I first heard of the film "Holy Rollers" about a month ago, when it debuted as a part of this season's Rooftop Film Series. I was immediately intrigued. Living in South Williamsburg, I've long since marveled at my community, where a strange co-existence of die-hard borinquens, stereotypical "hipsters", and Orthodox Jews collide. On sweltering summer sundays, it's not atypical to step out of my house and see little brown boys playing in the street under a spewing fire hydrant, 20-somethings in jean shorts and tiny tank tops whizzing by on their bikes, all while a gaggle of men dressed head to toe in black walk by on their way from Service. By far I am the most spellbound by the men in black, and the secret lives I imagine them hiding from me.
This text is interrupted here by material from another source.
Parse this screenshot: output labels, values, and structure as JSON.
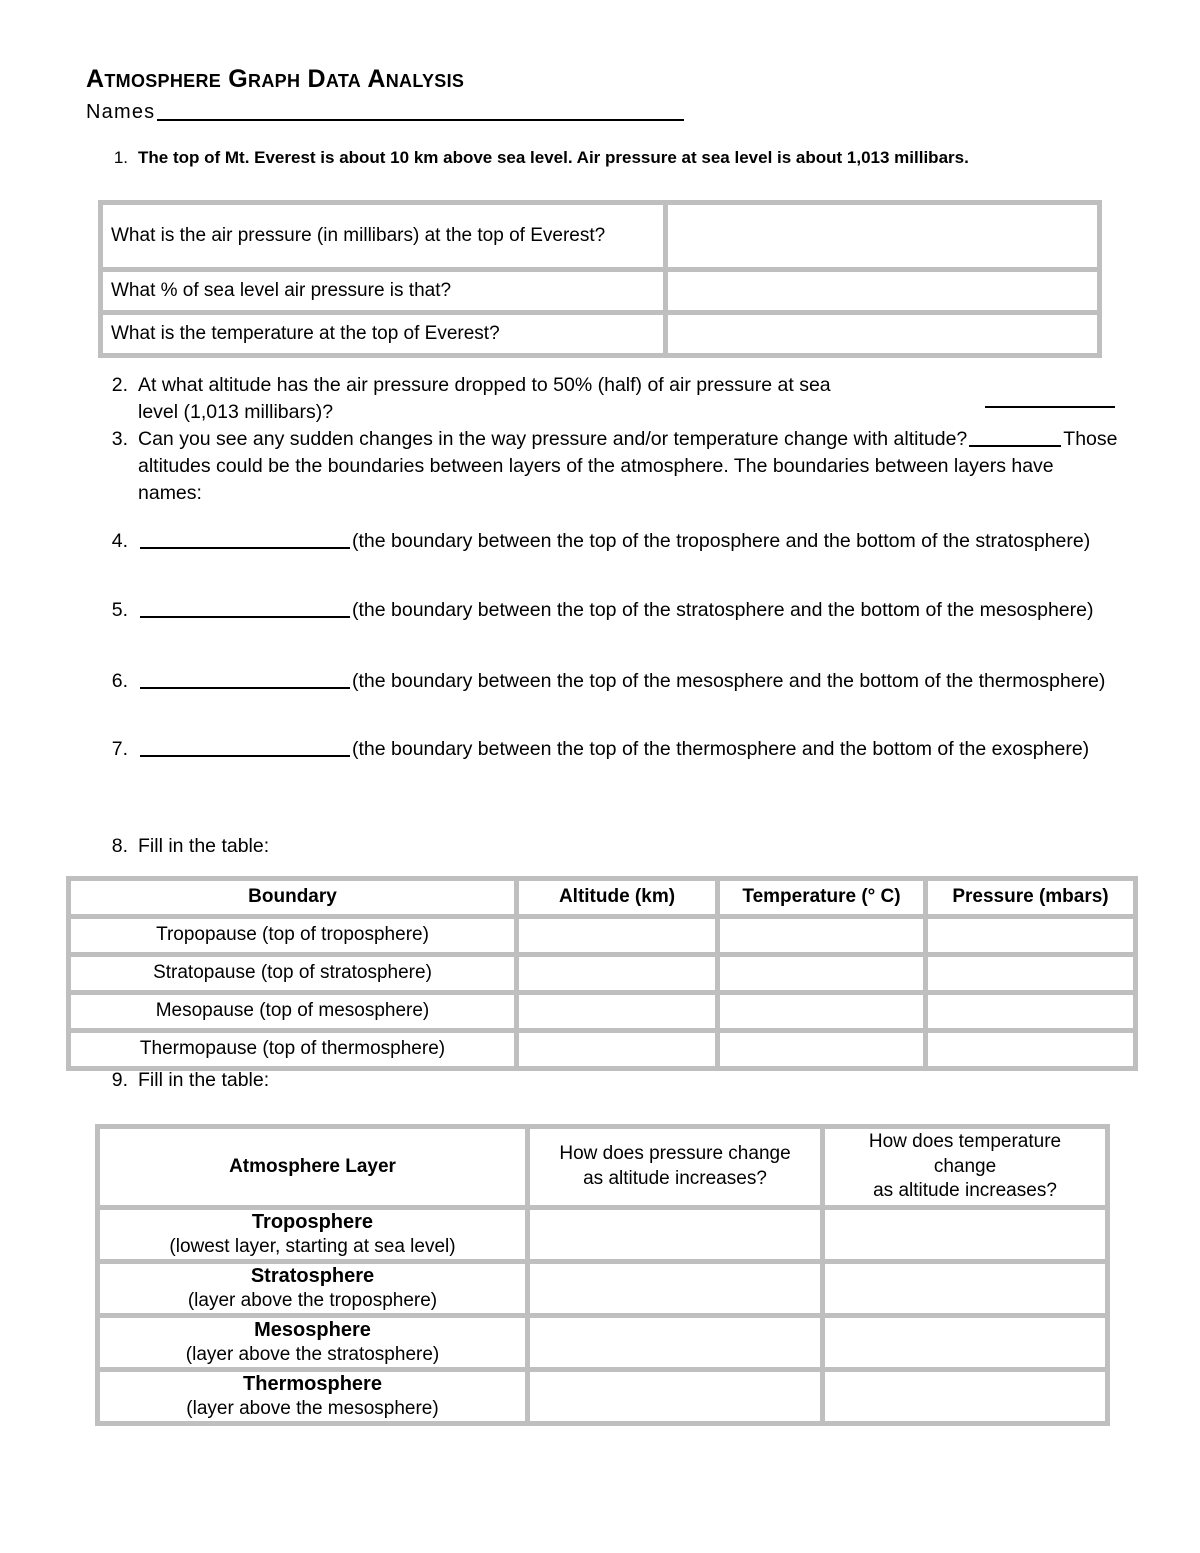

It's the same voyeuristic tendencies of mine that make waiting at the platform of JMZ train's Marcy stop in my neighborhood (specifically, around 10 in the mornings on weekdays) a fulfilling dose of anthropological self-education. Opting against my usual subway reads, I find it to be prime time to conduct my personal analyses of what it means to be a Hasidic Jewish woman. Almost always in duos, I note their identical brown hair-dos cropped to their shoulders, wearing neutral palettes of blacks, browns, and whites, faint traces of makeup and shiny lip gloss that are the only indications they are indeed from the 21st century. They are never without a brood of children, and always pushing one stroller, all while they speak to each other with hushed voices in their heavy accents that impart a large Hebrew and simultaneously Brooklyn influence. I yearn to hear everything they are saying, but they've seemed to have mastered the art of speaking in hushed voices.
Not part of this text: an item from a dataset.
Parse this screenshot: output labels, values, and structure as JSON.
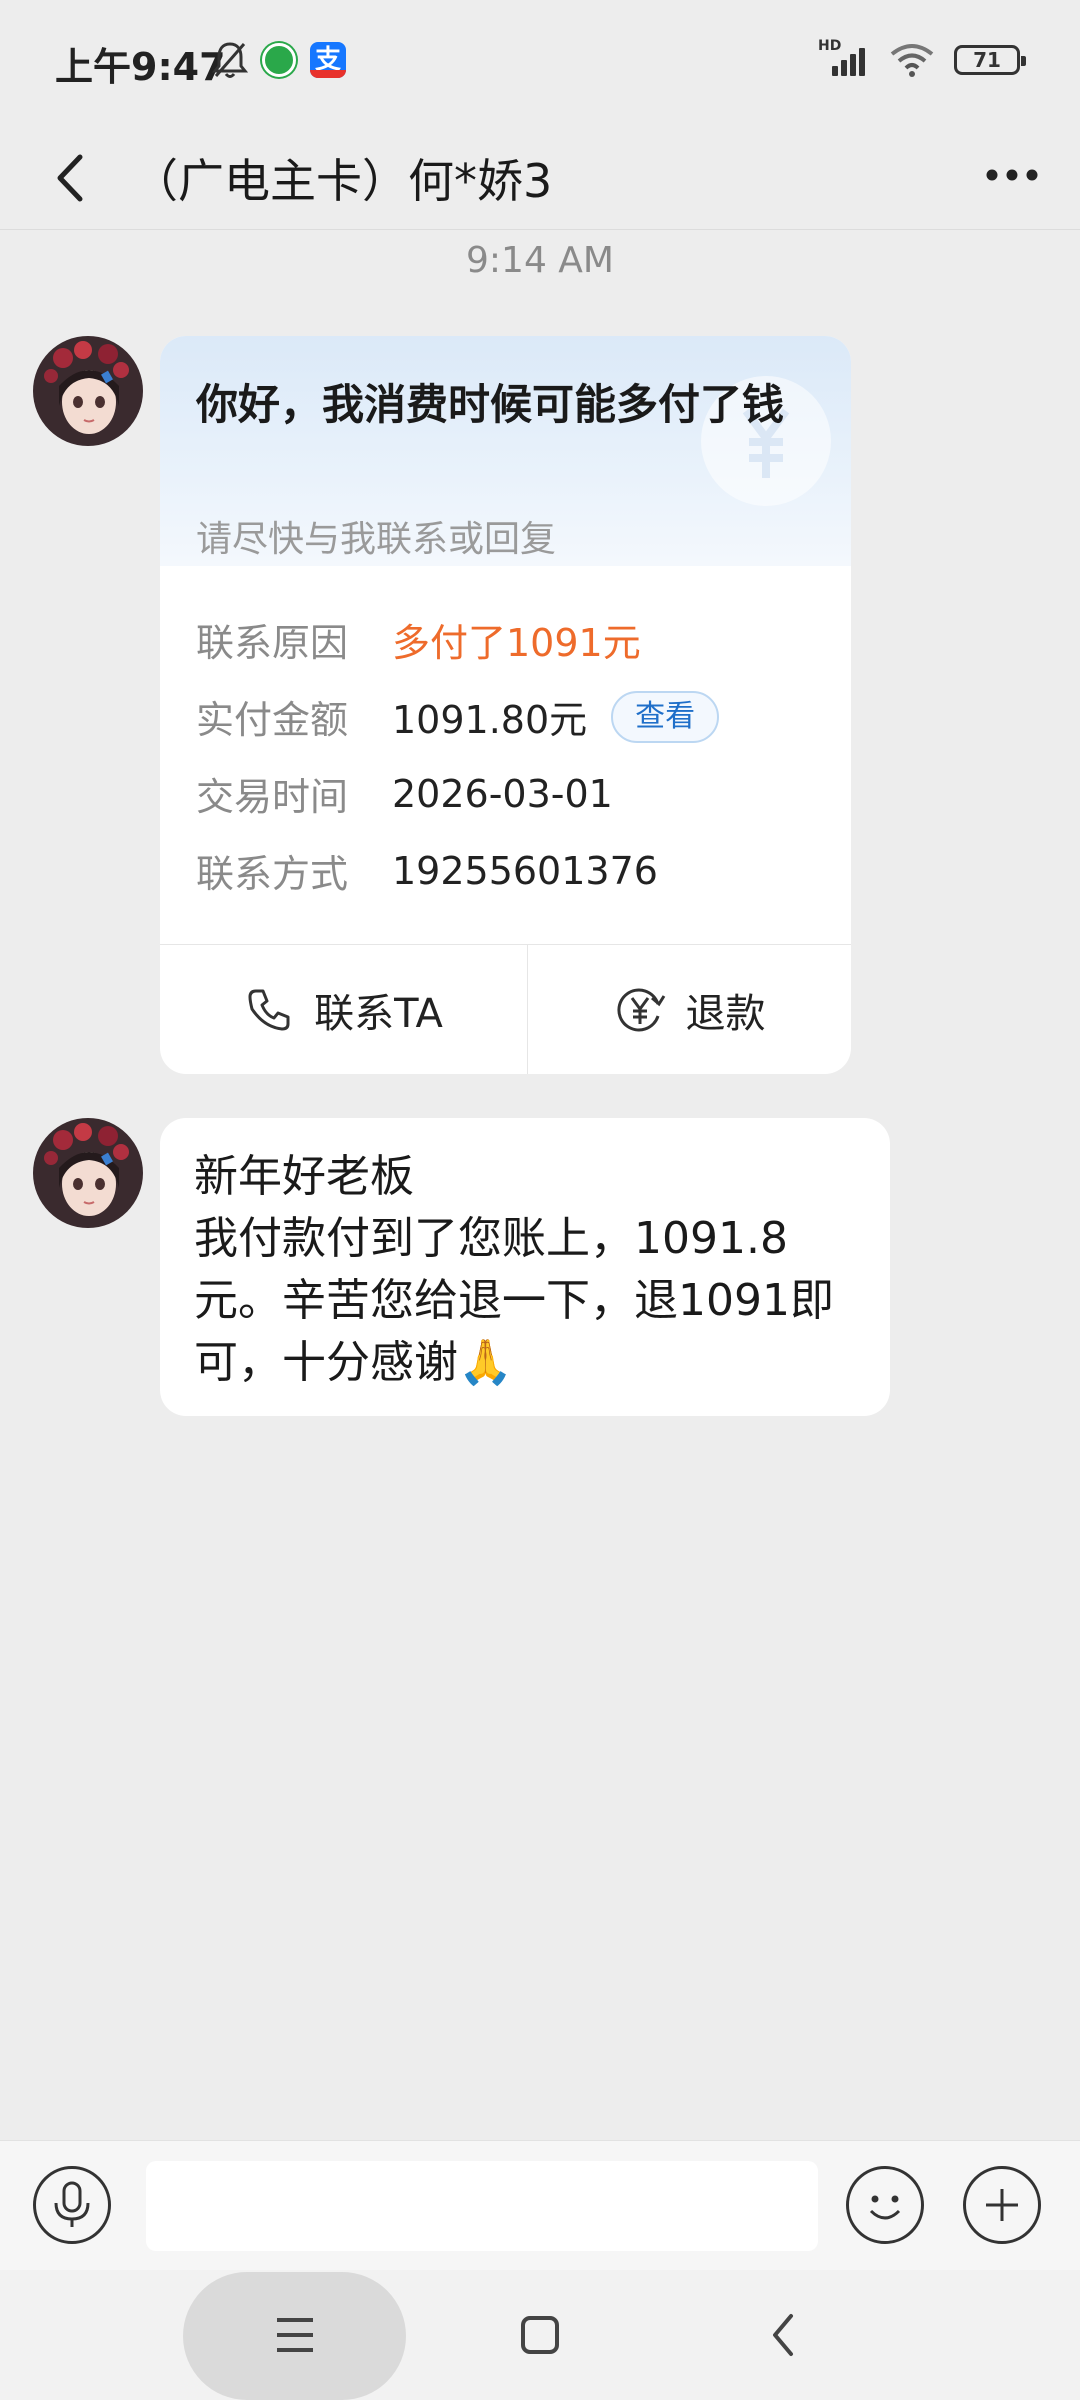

This insulation, the things that I can't hear, is what keeps me amazed. Especially amidst today's ever-permeating world of information technology and mass consumption and flamboyantly displayed identities. I can barely resist a taco when I'm walking past the taco truck, how are these women and men resistant to modern American culture?!

Holy Rollers, to me, is a movie which is able to address these mysteries, the very same ones I see cloaked underneath a sea of browns and blacks. Taking a slice of the rich Jewish culture (or, is it religion? how can culture and religion be so intertwined as it is?) found in Brooklyn and like any good film, creating a twisted story of what lies beneath the surface of an otherwise modest appearance. Judging from the trailer and its synopses, Holy Rollers reveals the impurities and imperfections and corruptions that we know lie in the heart of every community, every culture, every religion. You know, the stuff we can actually relate to.



I wonder how many people this offends. And how many people it educates.